A few questions many therapists have asked me:

Q:  What happens if I do not comply?
A: No one wants to become the poster child for this so take this seriously. Not following it could be considered an unfair method of competition, which violates Section 5 of the FTC Act and carries fines, penalties, and injunctive relief.

Q: What about states that have their own laws on non-compete agreements/clauses?
A: This federal rule preempts state laws on the issue – so you need to be aware of both and realize that some states (hello California) have tougher laws on this issue already on the books!
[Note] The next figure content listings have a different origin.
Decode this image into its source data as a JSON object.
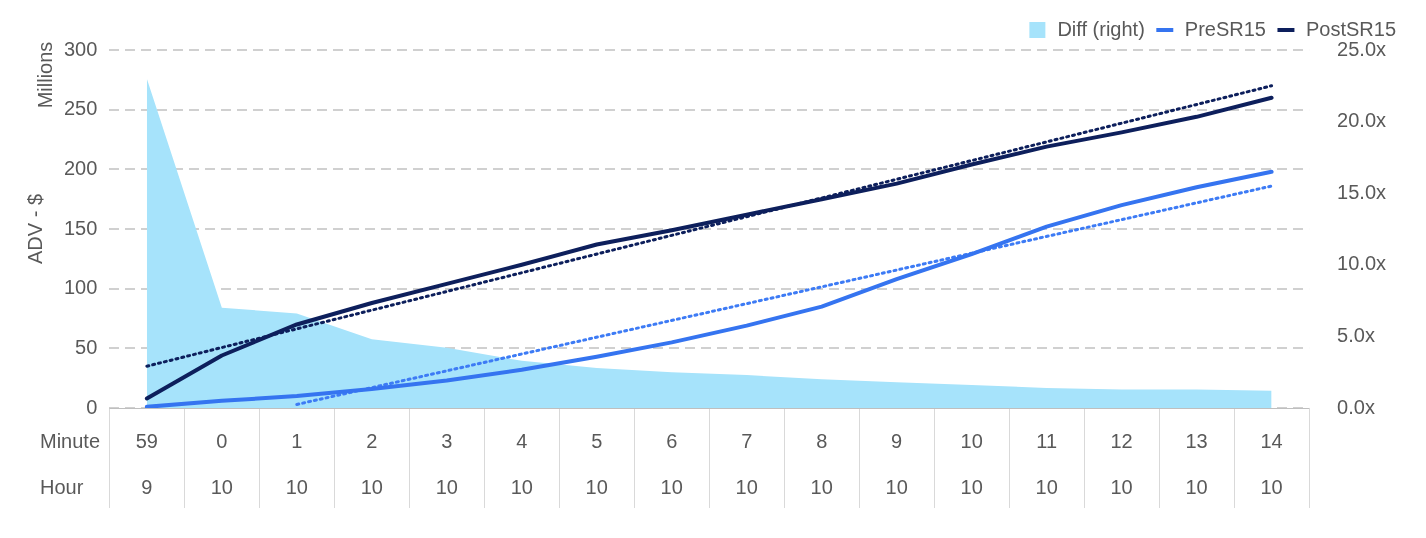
{
  "chart_data": {
    "type": "line",
    "ylabel": "ADV - $",
    "annotations": [
      "Millions",
      "Minute",
      "Hour"
    ],
    "categories": [
      "59\n9",
      "0\n10",
      "1\n10",
      "2\n10",
      "3\n10",
      "4\n10",
      "5\n10",
      "6\n10",
      "7\n10",
      "8\n10",
      "9\n10",
      "10\n10",
      "11\n10",
      "12\n10",
      "13\n10",
      "14\n10"
    ],
    "series": [
      {
        "name": "Diff (right)",
        "type": "area",
        "axis": "y2",
        "color": "#a6e3fb",
        "values": [
          23.0,
          7.0,
          6.6,
          4.8,
          4.2,
          3.3,
          2.8,
          2.5,
          2.3,
          2.0,
          1.8,
          1.6,
          1.4,
          1.3,
          1.3,
          1.2
        ]
      },
      {
        "name": "PreSR15",
        "color": "#3574f0",
        "values": [
          1,
          6,
          10,
          16,
          23,
          32,
          43,
          55,
          69,
          85,
          108,
          129,
          152,
          170,
          185,
          198
        ]
      },
      {
        "name": "PostSR15",
        "color": "#0d1f5c",
        "values": [
          8,
          44,
          70,
          88,
          104,
          120,
          137,
          149,
          162,
          175,
          188,
          204,
          219,
          231,
          244,
          260
        ]
      },
      {
        "color": "#3d7bf5",
        "line_style": "dotted",
        "values": [
          null,
          null,
          3,
          null,
          null,
          null,
          null,
          null,
          null,
          null,
          null,
          null,
          null,
          null,
          null,
          186
        ]
      },
      {
        "color": "#0d1f5c",
        "line_style": "dotted",
        "values": [
          35,
          null,
          null,
          null,
          null,
          null,
          null,
          null,
          null,
          null,
          null,
          null,
          null,
          null,
          null,
          270
        ]
      }
    ],
    "ylim": [
      0,
      300
    ],
    "yticks": [
      0,
      50,
      100,
      150,
      200,
      250,
      300
    ],
    "y2lim": [
      0,
      25
    ],
    "y2ticks": [
      {
        "value": 0,
        "label": "0.0x"
      },
      {
        "value": 5,
        "label": "5.0x"
      },
      {
        "value": 10,
        "label": "10.0x"
      },
      {
        "value": 15,
        "label": "15.0x"
      },
      {
        "value": 20,
        "label": "20.0x"
      },
      {
        "value": 25,
        "label": "25.0x"
      }
    ],
    "grid": "y",
    "legend": "top right",
    "line_style": "solid",
    "marker": "none"
  }
}
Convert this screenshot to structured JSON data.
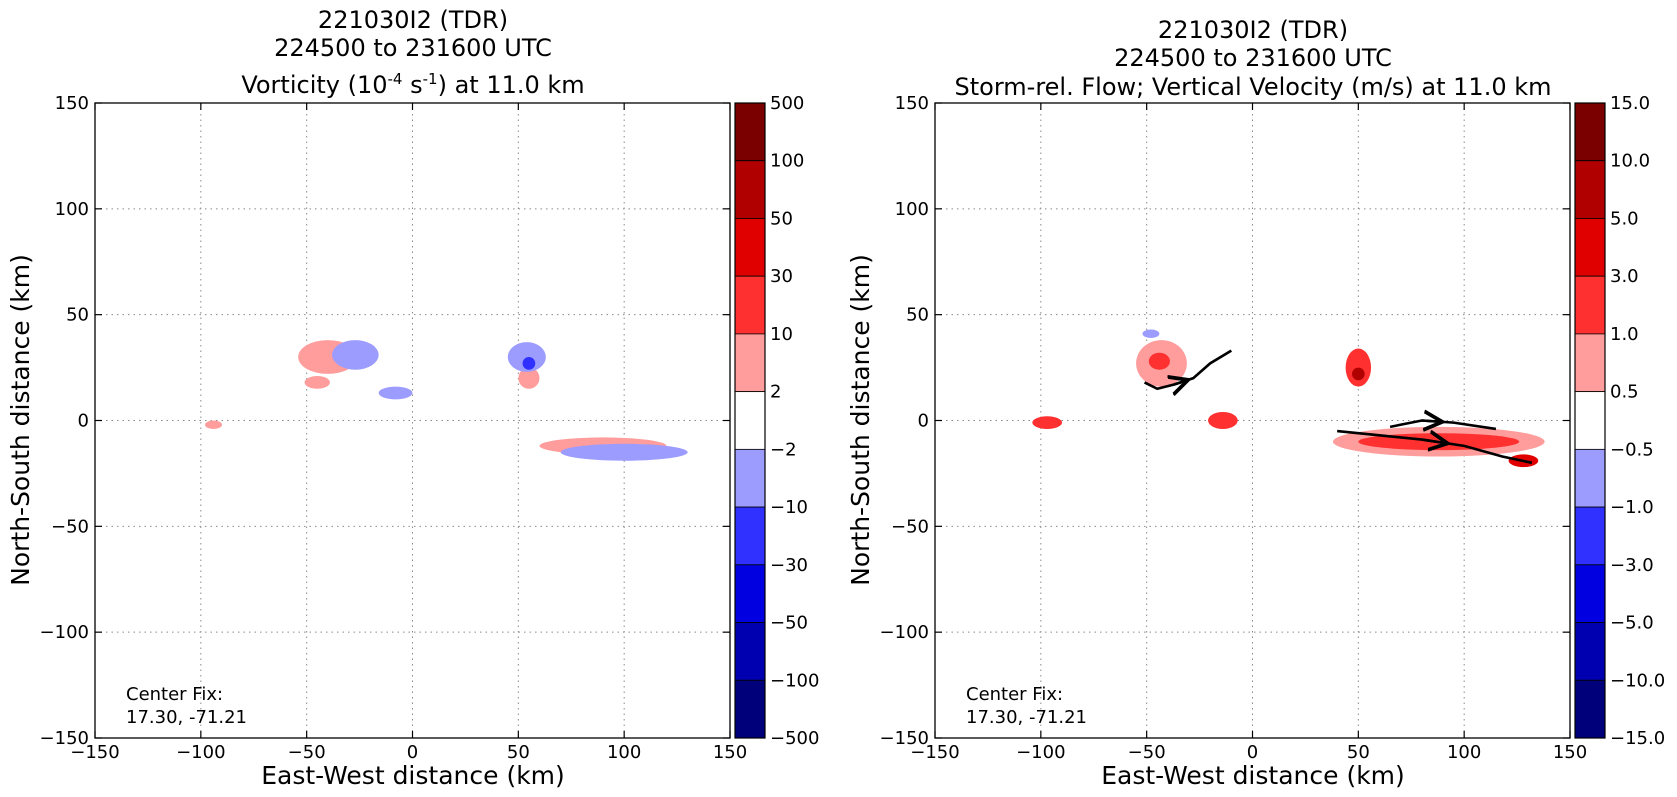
{
  "chart_data": [
    {
      "type": "contour-map",
      "title_lines": [
        "221030I2 (TDR)",
        "224500 to 231600 UTC"
      ],
      "title_var": {
        "pre": "Vorticity (10",
        "sup1": "-4",
        "mid": " s",
        "sup2": "-1",
        "post": ") at 11.0 km"
      },
      "xlabel": "East-West distance (km)",
      "ylabel": "North-South distance (km)",
      "xlim": [
        -150,
        150
      ],
      "ylim": [
        -150,
        150
      ],
      "xticks": [
        -150,
        -100,
        -50,
        0,
        50,
        100,
        150
      ],
      "yticks": [
        -150,
        -100,
        -50,
        0,
        50,
        100,
        150
      ],
      "grid": true,
      "annotation": [
        "Center Fix:",
        "17.30, -71.21"
      ],
      "colorbar": {
        "labels": [
          "500",
          "100",
          "50",
          "30",
          "10",
          "2",
          "−2",
          "−10",
          "−30",
          "−50",
          "−100",
          "−500"
        ],
        "colors": [
          "#7a0000",
          "#b00000",
          "#e00000",
          "#ff3030",
          "#ff9c9c",
          "#ffffff",
          "#9c9cff",
          "#3030ff",
          "#0000e0",
          "#0000b0",
          "#00007a"
        ]
      },
      "features": [
        {
          "level": "2 to 10",
          "x": -40,
          "y": 30,
          "rx": 14,
          "ry": 8
        },
        {
          "level": "-10 to -2",
          "x": -27,
          "y": 31,
          "rx": 11,
          "ry": 7
        },
        {
          "level": "2 to 10",
          "x": -45,
          "y": 18,
          "rx": 6,
          "ry": 3
        },
        {
          "level": "-10 to -2",
          "x": -8,
          "y": 13,
          "rx": 8,
          "ry": 3
        },
        {
          "level": "2 to 10",
          "x": 55,
          "y": 20,
          "rx": 5,
          "ry": 5
        },
        {
          "level": "-10 to -2",
          "x": 54,
          "y": 30,
          "rx": 9,
          "ry": 7
        },
        {
          "level": "-30 to -10",
          "x": 55,
          "y": 27,
          "rx": 3,
          "ry": 3
        },
        {
          "level": "2 to 10",
          "x": 90,
          "y": -12,
          "rx": 30,
          "ry": 4
        },
        {
          "level": "-10 to -2",
          "x": 100,
          "y": -15,
          "rx": 30,
          "ry": 4
        },
        {
          "level": "2 to 10",
          "x": -94,
          "y": -2,
          "rx": 4,
          "ry": 2
        }
      ]
    },
    {
      "type": "contour-map",
      "title_lines": [
        "221030I2 (TDR)",
        "224500 to 231600 UTC",
        "Storm-rel. Flow; Vertical Velocity (m/s) at 11.0 km"
      ],
      "xlabel": "East-West distance (km)",
      "ylabel": "North-South distance (km)",
      "xlim": [
        -150,
        150
      ],
      "ylim": [
        -150,
        150
      ],
      "xticks": [
        -150,
        -100,
        -50,
        0,
        50,
        100,
        150
      ],
      "yticks": [
        -150,
        -100,
        -50,
        0,
        50,
        100,
        150
      ],
      "grid": true,
      "annotation": [
        "Center Fix:",
        "17.30, -71.21"
      ],
      "colorbar": {
        "labels": [
          "15.0",
          "10.0",
          "5.0",
          "3.0",
          "1.0",
          "0.5",
          "−0.5",
          "−1.0",
          "−3.0",
          "−5.0",
          "−10.0",
          "−15.0"
        ],
        "colors": [
          "#7a0000",
          "#b00000",
          "#e00000",
          "#ff3030",
          "#ff9c9c",
          "#ffffff",
          "#9c9cff",
          "#3030ff",
          "#0000e0",
          "#0000b0",
          "#00007a"
        ]
      },
      "features": [
        {
          "level": "0.5 to 1.0",
          "x": -43,
          "y": 27,
          "rx": 12,
          "ry": 11
        },
        {
          "level": "1.0 to 3.0",
          "x": -44,
          "y": 28,
          "rx": 5,
          "ry": 4
        },
        {
          "level": "-1.0 to -0.5",
          "x": -48,
          "y": 41,
          "rx": 4,
          "ry": 2
        },
        {
          "level": "1.0 to 3.0",
          "x": -97,
          "y": -1,
          "rx": 7,
          "ry": 3
        },
        {
          "level": "1.0 to 3.0",
          "x": -14,
          "y": 0,
          "rx": 7,
          "ry": 4
        },
        {
          "level": "1.0 to 3.0",
          "x": 50,
          "y": 25,
          "rx": 6,
          "ry": 9
        },
        {
          "level": "5.0 to 10.0",
          "x": 50,
          "y": 22,
          "rx": 3,
          "ry": 3
        },
        {
          "level": "0.5 to 1.0",
          "x": 88,
          "y": -10,
          "rx": 50,
          "ry": 7
        },
        {
          "level": "1.0 to 3.0",
          "x": 88,
          "y": -10,
          "rx": 38,
          "ry": 4
        },
        {
          "level": "3.0 to 5.0",
          "x": 128,
          "y": -19,
          "rx": 7,
          "ry": 3
        }
      ],
      "streamlines": [
        [
          [
            -51,
            18
          ],
          [
            -45,
            15
          ],
          [
            -37,
            17
          ],
          [
            -28,
            20
          ],
          [
            -20,
            27
          ],
          [
            -10,
            33
          ]
        ],
        [
          [
            40,
            -5
          ],
          [
            60,
            -7
          ],
          [
            80,
            -9
          ],
          [
            100,
            -12
          ],
          [
            118,
            -17
          ],
          [
            132,
            -20
          ]
        ],
        [
          [
            65,
            -3
          ],
          [
            80,
            0
          ],
          [
            95,
            -1
          ],
          [
            115,
            -4
          ]
        ]
      ]
    }
  ]
}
Q: Can employers use NDAs and still have non-solicitations clauses in employment agreements?
 A: Yes as long as the NDA or non-solicitation clauses are not so restrictive that they actually prevent someone from practicing their profession and from working.

Non competes in our industry were often what I would consider unenforceable to begin with, and most practice owners used them as a deterrent.  Now is the time to really look at other strategies and ideas to:

  • Get comfortable with the fact that some employees will leave your employ and go off on their own, and that can be okay!  A good example is California – they have a 150-year-old law on the books that has banned most non-compete – yet we all know how Silicon Valley businesses have long thrived regardless of the law, or perhaps because of it….
  •  Facilitate loyalty and commitment to your practice so that some admin employees and therapists will come to the conclusion that they would rather work for you than for themselves or someone else.
  • Take an honest look at your current employees – who would you say are “key”, who has one foot out the door, who might be most likely to see this as an opportunity.
  • Review your existing contracts to see if you may need to add, alter or bolster any non-disclosure, confidentiality, trade secret or non solicitation clauses.